Hi, my name is Audrey, and I’m addicted to cereal. Not just any cereal, mind you, but the tooth-achingly sweet variety advertised by manic-depressive tropical birds during Saturday morning cartoons — the kind that gives you just enough energy to make it to second period before a massive blood sugar crash leaves you shaking and sweating like a 12-year-old junkie.

Like most addictions, mine is rooted in childhood trauma. My mother believed that breakfast was the most important meal of the day and should therefore be the least enjoyable. On cold winter mornings back in the early aughts, she’d make me choke down a bowl of Red River before sending me off to school. (For those of you not in the know, Red River is birdseed disguised as oatmeal. It looks and tastes like something that would be endorsed by a late 1800s fire-and-brimstone preacher for preventing impure thoughts.

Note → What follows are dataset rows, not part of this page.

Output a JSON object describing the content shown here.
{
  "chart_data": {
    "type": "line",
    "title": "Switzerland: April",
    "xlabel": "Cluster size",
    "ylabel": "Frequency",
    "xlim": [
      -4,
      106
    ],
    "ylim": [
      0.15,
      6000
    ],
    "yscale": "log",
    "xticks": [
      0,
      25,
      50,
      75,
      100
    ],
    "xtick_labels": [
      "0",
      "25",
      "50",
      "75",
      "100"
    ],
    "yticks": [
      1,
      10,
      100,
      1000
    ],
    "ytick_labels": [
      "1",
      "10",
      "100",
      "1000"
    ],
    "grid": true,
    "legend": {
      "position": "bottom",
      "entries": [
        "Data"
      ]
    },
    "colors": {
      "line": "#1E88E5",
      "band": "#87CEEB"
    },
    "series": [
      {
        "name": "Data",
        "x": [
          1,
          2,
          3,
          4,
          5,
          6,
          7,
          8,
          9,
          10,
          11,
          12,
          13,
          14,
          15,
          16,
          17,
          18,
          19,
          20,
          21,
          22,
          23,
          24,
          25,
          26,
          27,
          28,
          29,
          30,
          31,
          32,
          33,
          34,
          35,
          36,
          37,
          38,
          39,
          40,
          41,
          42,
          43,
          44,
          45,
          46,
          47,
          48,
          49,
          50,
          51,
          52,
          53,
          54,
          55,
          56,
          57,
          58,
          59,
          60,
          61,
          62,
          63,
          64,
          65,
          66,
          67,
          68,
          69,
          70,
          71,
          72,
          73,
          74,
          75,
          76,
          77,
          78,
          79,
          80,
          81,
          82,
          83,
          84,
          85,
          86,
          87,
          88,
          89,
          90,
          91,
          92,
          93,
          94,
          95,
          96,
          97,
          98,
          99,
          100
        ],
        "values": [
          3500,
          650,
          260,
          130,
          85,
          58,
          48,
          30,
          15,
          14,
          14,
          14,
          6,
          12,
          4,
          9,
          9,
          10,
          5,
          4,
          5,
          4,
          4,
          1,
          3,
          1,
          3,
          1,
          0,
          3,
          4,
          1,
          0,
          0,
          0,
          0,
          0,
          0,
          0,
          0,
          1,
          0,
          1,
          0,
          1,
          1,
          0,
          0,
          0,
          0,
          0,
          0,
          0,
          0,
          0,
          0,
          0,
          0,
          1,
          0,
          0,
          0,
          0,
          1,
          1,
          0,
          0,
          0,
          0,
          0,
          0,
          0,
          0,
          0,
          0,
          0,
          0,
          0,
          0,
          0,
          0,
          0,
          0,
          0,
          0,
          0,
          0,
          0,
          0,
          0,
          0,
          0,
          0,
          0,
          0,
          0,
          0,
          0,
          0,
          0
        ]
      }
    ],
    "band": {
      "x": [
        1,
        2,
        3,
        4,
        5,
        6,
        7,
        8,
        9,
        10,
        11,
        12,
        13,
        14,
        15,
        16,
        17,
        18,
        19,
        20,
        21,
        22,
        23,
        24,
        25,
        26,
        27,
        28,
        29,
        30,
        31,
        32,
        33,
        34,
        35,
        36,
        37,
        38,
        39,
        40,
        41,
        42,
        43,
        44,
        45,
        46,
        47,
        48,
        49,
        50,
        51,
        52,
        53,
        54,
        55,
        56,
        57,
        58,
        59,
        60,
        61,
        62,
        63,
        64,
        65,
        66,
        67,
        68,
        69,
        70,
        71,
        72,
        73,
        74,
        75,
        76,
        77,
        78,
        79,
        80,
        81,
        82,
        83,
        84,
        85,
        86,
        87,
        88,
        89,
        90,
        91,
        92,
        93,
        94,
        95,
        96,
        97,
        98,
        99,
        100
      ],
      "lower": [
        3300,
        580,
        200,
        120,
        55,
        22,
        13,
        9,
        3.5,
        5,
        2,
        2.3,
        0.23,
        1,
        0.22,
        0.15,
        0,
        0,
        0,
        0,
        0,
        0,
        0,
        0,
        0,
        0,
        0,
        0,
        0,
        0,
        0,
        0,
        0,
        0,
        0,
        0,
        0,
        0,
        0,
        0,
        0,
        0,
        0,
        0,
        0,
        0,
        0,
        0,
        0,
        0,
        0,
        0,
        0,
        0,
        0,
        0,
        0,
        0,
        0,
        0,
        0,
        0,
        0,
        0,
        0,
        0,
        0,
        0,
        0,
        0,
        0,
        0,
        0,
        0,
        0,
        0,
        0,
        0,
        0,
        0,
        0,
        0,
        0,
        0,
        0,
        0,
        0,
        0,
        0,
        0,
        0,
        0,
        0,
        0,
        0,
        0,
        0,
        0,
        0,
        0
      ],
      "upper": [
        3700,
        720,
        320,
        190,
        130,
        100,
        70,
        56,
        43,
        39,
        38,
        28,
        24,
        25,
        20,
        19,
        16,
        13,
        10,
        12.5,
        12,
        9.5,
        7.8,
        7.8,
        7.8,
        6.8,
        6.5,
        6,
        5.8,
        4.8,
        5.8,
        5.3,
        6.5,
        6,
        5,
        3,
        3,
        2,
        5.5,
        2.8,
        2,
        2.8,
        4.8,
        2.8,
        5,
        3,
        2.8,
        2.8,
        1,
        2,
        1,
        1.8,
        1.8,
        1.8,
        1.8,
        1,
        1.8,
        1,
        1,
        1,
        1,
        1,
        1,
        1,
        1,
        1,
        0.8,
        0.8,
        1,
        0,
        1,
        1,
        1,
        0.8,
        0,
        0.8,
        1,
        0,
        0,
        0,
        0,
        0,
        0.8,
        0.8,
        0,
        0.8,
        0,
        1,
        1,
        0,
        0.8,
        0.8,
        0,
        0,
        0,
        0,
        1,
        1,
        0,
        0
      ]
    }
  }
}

It is soul-crushing.)

As soon as humanly possible, I got away from those dirty hippies and went off to college. I found in the campus dining hall a spiritual home, one which, unlike my actual home, had 10 different varieties of cereal on tap at every meal. I spent my first semester at the University of Iowa face down in a bowl of two percent. Those were dark days. For the last five years, I’ve abstained for the sake of my pancreas. But when I heard about Melk, the new cereal bar on Washington Street in Iowa City, I knew I was ready to throw it all away in the name of journalism.

“Cereal bars” are the sort of food trend that can’t come to Iowa City fast enough, because they justify our collective decision not to move to New York when we had the chance. Who needs the big city when you can walk down Clinton Street and find both froyo and gourmet cupcakes? Melk, in particular, is purposefully urbane, with its minimalist menu, industrial décor and waiters wearing impractically small beanies. On the website, its proprietor instructs patrons to “come thru.” There doesn’t appear to be a cut-off age limit. Maybe touch up your roots first, just in case.

Melk’s plentiful cereal wall. — Emma McClatchey/Little Village

While Melk does offer a variety of other breakfast and lunch options, its centerpiece is the enormous wall of cereal boxes behind the bar. They have everything from granny standbys like Honey Bunches of Oats to cereals so sugary it’s hard to believe they actually exist, like Sour Patch Kids. Those were tempting, but ultimately, I knew there was nothing to do but get back to my roots. You see, I grew up in Cedar Rapids, known to one and all as the City of Five Smells. Most of those smells emit from the Quaker Oats plant downtown, and while no one likes the stale, yeasty aroma of grain processing that hits you like a ton of bricks when you step outside in the morning, the plant has given us one gift: Crunch Berry day. The smell of artificial fruit flavors hangs so heavy in the air, you can practically see it. It’s the best part of growing up in Cedar Rapids.

So, I ordered a bowl of Crunch Berries. The first bite was bliss. It was like going home for Christmas and using the body spray you wore in middle school: terrifyingly sweet and reminiscent of beautiful, cringey memories. Immediately, I made plans to move into Melk, pitch a tent in the kitchen and eat nothing but breakfast cereal for the rest of my life.

The second bite instantly gave me a headache.

Like your first real hangover and bringing earplugs to a concert, getting too old for cereal is one of those aging milestones that happens a lot sooner than you’d think.